Supplementary Table S1. Elemental composition of the purified and technical agar.
The concentrations of C, H and N in purified agar were measured on 2.5 mg of dried
agar using a CHN-analyzer (CHNEA1108 elemental analyzer, Carlo Erba
Instruments, Italy). The concentrations of Al, Mn, Fe, Cu, Zn, As, Cd and Pb were
determined using a quadrupole inductively coupled plasma-mass spectrometry (ICPMS HP 4500, Agilent Technologies, USA). For this analysis 1 g of dried agar was
digested in aqua regia (HCl:HNO3, 3:1, v/v).
Supplementary Table S2. Carbon isotopic composition of bacterial and fungal
biomarkers in experiment and control samples.

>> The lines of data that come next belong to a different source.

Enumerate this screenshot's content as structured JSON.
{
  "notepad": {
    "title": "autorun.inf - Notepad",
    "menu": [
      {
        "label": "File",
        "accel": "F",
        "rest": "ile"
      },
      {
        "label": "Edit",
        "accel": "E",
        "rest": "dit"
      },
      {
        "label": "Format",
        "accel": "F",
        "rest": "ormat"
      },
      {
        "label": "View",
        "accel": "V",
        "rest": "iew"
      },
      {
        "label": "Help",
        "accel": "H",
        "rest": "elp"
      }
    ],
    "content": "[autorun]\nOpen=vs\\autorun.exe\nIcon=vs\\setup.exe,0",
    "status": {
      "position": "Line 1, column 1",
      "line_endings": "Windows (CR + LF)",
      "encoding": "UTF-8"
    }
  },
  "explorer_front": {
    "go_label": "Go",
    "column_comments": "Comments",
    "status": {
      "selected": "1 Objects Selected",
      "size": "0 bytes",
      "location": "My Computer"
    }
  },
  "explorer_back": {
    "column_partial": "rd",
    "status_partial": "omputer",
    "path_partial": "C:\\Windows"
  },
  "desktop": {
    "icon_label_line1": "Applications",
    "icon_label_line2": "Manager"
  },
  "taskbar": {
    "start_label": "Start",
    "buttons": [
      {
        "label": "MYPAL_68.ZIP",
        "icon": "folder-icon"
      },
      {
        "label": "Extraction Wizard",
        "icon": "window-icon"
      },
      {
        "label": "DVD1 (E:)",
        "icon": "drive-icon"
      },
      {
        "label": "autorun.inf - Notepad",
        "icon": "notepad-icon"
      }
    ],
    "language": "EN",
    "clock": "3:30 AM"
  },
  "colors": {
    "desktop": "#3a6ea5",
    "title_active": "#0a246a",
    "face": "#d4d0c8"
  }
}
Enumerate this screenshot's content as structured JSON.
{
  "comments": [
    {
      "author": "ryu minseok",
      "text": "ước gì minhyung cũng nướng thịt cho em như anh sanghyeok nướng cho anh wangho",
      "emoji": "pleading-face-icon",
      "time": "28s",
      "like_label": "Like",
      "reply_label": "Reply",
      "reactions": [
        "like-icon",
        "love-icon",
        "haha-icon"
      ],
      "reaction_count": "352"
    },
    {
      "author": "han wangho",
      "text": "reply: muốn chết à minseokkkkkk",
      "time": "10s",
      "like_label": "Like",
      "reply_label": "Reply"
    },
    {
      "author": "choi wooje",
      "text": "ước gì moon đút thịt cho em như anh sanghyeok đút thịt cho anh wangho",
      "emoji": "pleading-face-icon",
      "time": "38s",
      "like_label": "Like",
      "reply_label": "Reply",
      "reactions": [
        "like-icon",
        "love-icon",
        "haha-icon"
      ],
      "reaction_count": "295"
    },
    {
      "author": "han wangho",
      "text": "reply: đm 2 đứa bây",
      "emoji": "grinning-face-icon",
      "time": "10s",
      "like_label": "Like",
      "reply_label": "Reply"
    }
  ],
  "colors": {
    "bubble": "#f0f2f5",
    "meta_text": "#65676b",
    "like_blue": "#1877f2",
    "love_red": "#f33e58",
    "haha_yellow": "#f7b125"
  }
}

The d13C values (in ‰ VPDB) of
the two bacterial biomarkers show a significant 13C-enrichment during the breeding
(A-D). A. Unlabeled bacterial inoculum. B. Unlabeled bacteria cultivated 5 days
alone in the malt extract medium. C. Same bacteria in the same medium incubated
with an unlabeled M. esculenta. D. Same bacteria in the same medium incubated with
a labelled M. esculenta. The d13C values of the fungal biomarker show a 13Cenrichment after sclerotia harvesting (E-I). E. Unlabeled fungal inoculum. F.

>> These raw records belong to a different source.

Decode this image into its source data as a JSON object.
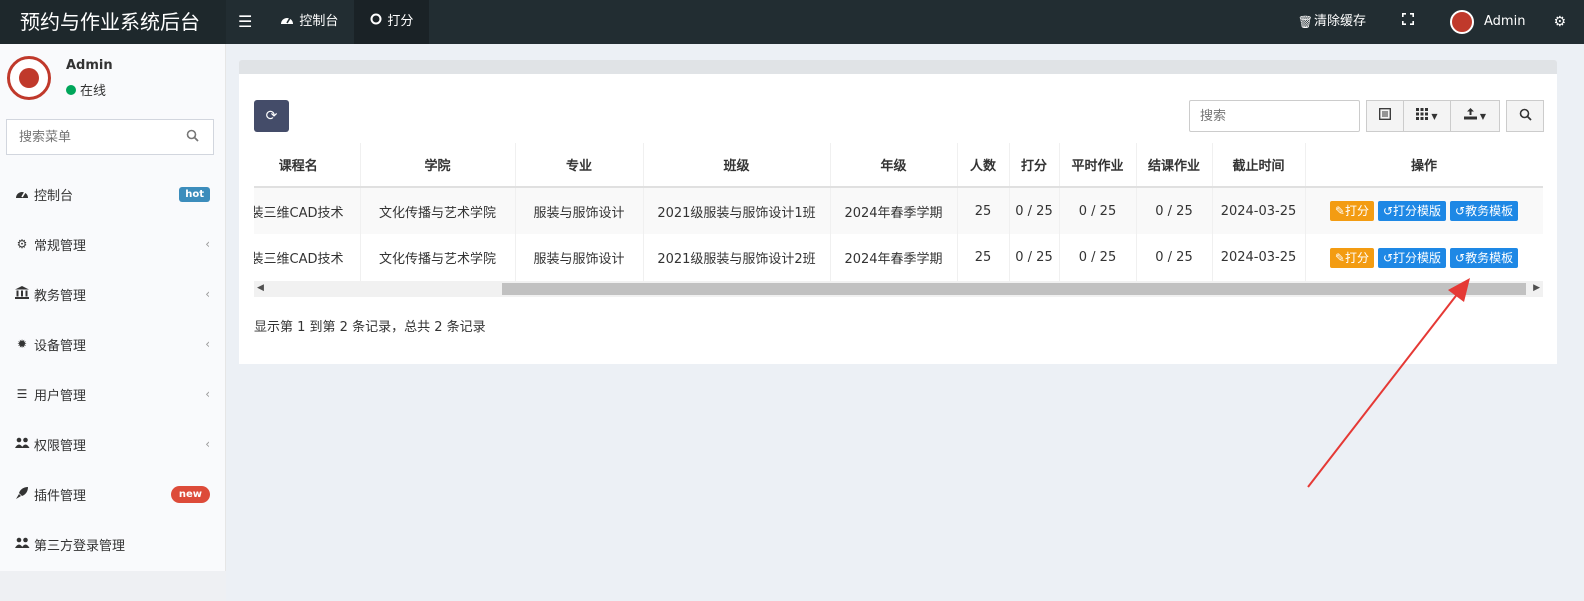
{
  "app": {
    "title": "预约与作业系统后台"
  },
  "header": {
    "tabs": [
      {
        "label": "控制台",
        "icon": "dashboard-icon"
      },
      {
        "label": "打分",
        "icon": "circle-icon"
      }
    ],
    "clear_cache": "清除缓存",
    "user_name": "Admin"
  },
  "sidebar": {
    "user": {
      "name": "Admin",
      "status": "在线"
    },
    "search_placeholder": "搜索菜单",
    "items": [
      {
        "label": "控制台",
        "icon": "dashboard-icon",
        "badge": "hot"
      },
      {
        "label": "常规管理",
        "icon": "cogs-icon"
      },
      {
        "label": "教务管理",
        "icon": "bank-icon"
      },
      {
        "label": "设备管理",
        "icon": "gear-icon"
      },
      {
        "label": "用户管理",
        "icon": "list-icon"
      },
      {
        "label": "权限管理",
        "icon": "users-icon"
      },
      {
        "label": "插件管理",
        "icon": "rocket-icon",
        "badge": "new"
      },
      {
        "label": "第三方登录管理",
        "icon": "users-icon"
      }
    ]
  },
  "toolbar": {
    "search_placeholder": "搜索"
  },
  "table": {
    "columns": [
      "课程名",
      "学院",
      "专业",
      "班级",
      "年级",
      "人数",
      "打分",
      "平时作业",
      "结课作业",
      "截止时间",
      "操作"
    ],
    "rows": [
      [
        "装三维CAD技术",
        "文化传播与艺术学院",
        "服装与服饰设计",
        "2021级服装与服饰设计1班",
        "2024年春季学期",
        "25",
        "0 / 25",
        "0 / 25",
        "0 / 25",
        "2024-03-25"
      ],
      [
        "装三维CAD技术",
        "文化传播与艺术学院",
        "服装与服饰设计",
        "2021级服装与服饰设计2班",
        "2024年春季学期",
        "25",
        "0 / 25",
        "0 / 25",
        "0 / 25",
        "2024-03-25"
      ]
    ],
    "actions": {
      "score": "打分",
      "score_template": "打分模版",
      "edu_template": "教务模板"
    }
  },
  "pagination": {
    "info": "显示第 1 到第 2 条记录，总共 2 条记录"
  },
  "colors": {
    "header_bg": "#222d32",
    "accent": "#1e88e5",
    "warning": "#f39c12",
    "annotation_arrow": "#e53935"
  }
}
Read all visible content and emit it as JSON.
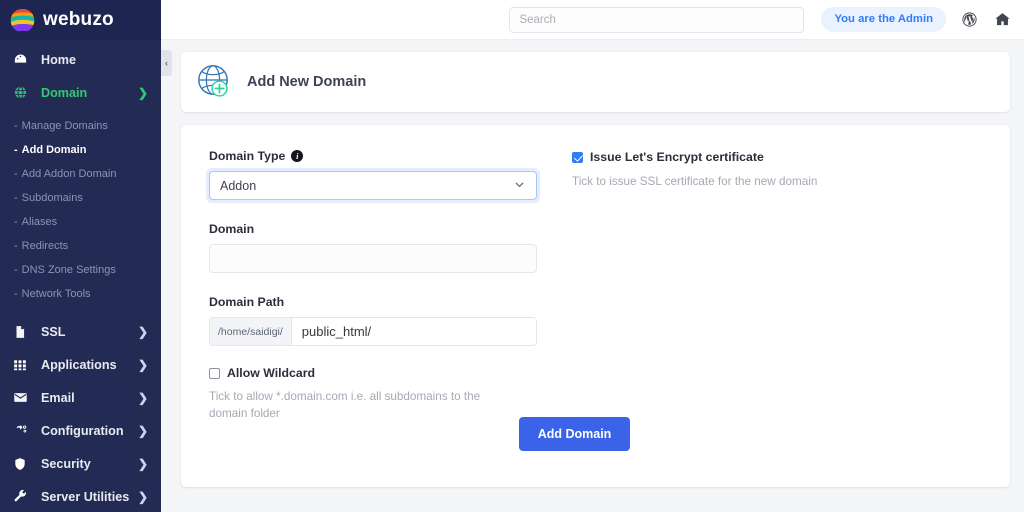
{
  "brand": {
    "name": "webuzo",
    "logo_icon": "webuzo-globe-logo"
  },
  "sidebar": {
    "primary": [
      {
        "label": "Home",
        "icon": "dashboard-gauge-icon",
        "has_chevron": false,
        "active": false
      },
      {
        "label": "Domain",
        "icon": "globe-icon",
        "has_chevron": true,
        "active": true
      }
    ],
    "sub_items": [
      {
        "label": "Manage Domains",
        "active": false
      },
      {
        "label": "Add Domain",
        "active": true
      },
      {
        "label": "Add Addon Domain",
        "active": false
      },
      {
        "label": "Subdomains",
        "active": false
      },
      {
        "label": "Aliases",
        "active": false
      },
      {
        "label": "Redirects",
        "active": false
      },
      {
        "label": "DNS Zone Settings",
        "active": false
      },
      {
        "label": "Network Tools",
        "active": false
      }
    ],
    "lower": [
      {
        "label": "SSL",
        "icon": "document-icon"
      },
      {
        "label": "Applications",
        "icon": "grid-apps-icon"
      },
      {
        "label": "Email",
        "icon": "envelope-icon"
      },
      {
        "label": "Configuration",
        "icon": "gears-icon"
      },
      {
        "label": "Security",
        "icon": "shield-icon"
      },
      {
        "label": "Server Utilities",
        "icon": "wrench-icon"
      }
    ],
    "collapse_glyph": "‹",
    "dash": "-"
  },
  "topbar": {
    "search_placeholder": "Search",
    "search_value": "",
    "admin_badge": "You are the Admin",
    "wordpress_icon": "wordpress-icon",
    "home_icon": "home-icon"
  },
  "page": {
    "title": "Add New Domain",
    "title_icon": "globe-plus-icon"
  },
  "form": {
    "domain_type": {
      "label": "Domain Type",
      "info_glyph": "i",
      "value": "Addon",
      "options": [
        "Addon"
      ],
      "chevron": "⌄"
    },
    "domain": {
      "label": "Domain",
      "value": "",
      "placeholder": ""
    },
    "domain_path": {
      "label": "Domain Path",
      "prefix": "/home/saidigi/",
      "value": "public_html/"
    },
    "allow_wildcard": {
      "label": "Allow Wildcard",
      "checked": false,
      "hint": "Tick to allow *.domain.com i.e. all subdomains to the domain folder"
    },
    "lets_encrypt": {
      "label": "Issue Let's Encrypt certificate",
      "checked": true,
      "hint": "Tick to issue SSL certificate for the new domain"
    },
    "submit_label": "Add Domain"
  },
  "colors": {
    "sidebar_bg": "#232b54",
    "accent_green": "#2ecc71",
    "primary_blue": "#3b63e8",
    "badge_blue": "#2f7cf6",
    "page_bg": "#f4f5f7"
  }
}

Unlabeled mycelium incubated alone for 5 days. G. Unlabeled M. esculenta
(mycelium and sclerotia combined) incubated alone for 9 days. H. Unlabeled M.

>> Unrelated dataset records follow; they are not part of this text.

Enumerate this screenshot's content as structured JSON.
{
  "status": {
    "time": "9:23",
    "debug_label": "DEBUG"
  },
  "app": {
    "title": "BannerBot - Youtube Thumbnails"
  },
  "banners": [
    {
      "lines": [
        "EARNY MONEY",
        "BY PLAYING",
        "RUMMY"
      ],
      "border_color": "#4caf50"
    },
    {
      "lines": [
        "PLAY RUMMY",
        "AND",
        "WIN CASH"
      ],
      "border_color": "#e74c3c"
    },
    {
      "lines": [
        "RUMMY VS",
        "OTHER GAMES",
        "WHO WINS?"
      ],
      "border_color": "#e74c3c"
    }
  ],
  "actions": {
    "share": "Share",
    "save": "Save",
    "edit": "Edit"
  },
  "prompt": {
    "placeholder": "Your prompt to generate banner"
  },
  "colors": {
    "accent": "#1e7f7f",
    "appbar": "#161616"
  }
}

esculenta when incubated with unlabeled bacteria for 9 days. I. Unlabeled M.
esculenta incubated alone for 9 days with labeled bacteria. Control and experiments
were independently repeated at least three times, except for E and F.
Supplementary Table S3. Mean and standard deviation of cell densities calculated
by colony forming unit (CFU) counting to measure the effect of fungus-driven
dispersal on bacterial fitness. The inocula corresponded to: 5.93x106 (single),
3.03x104 (flagellated; competition), and 4.52x104 (non-flagellated; competition).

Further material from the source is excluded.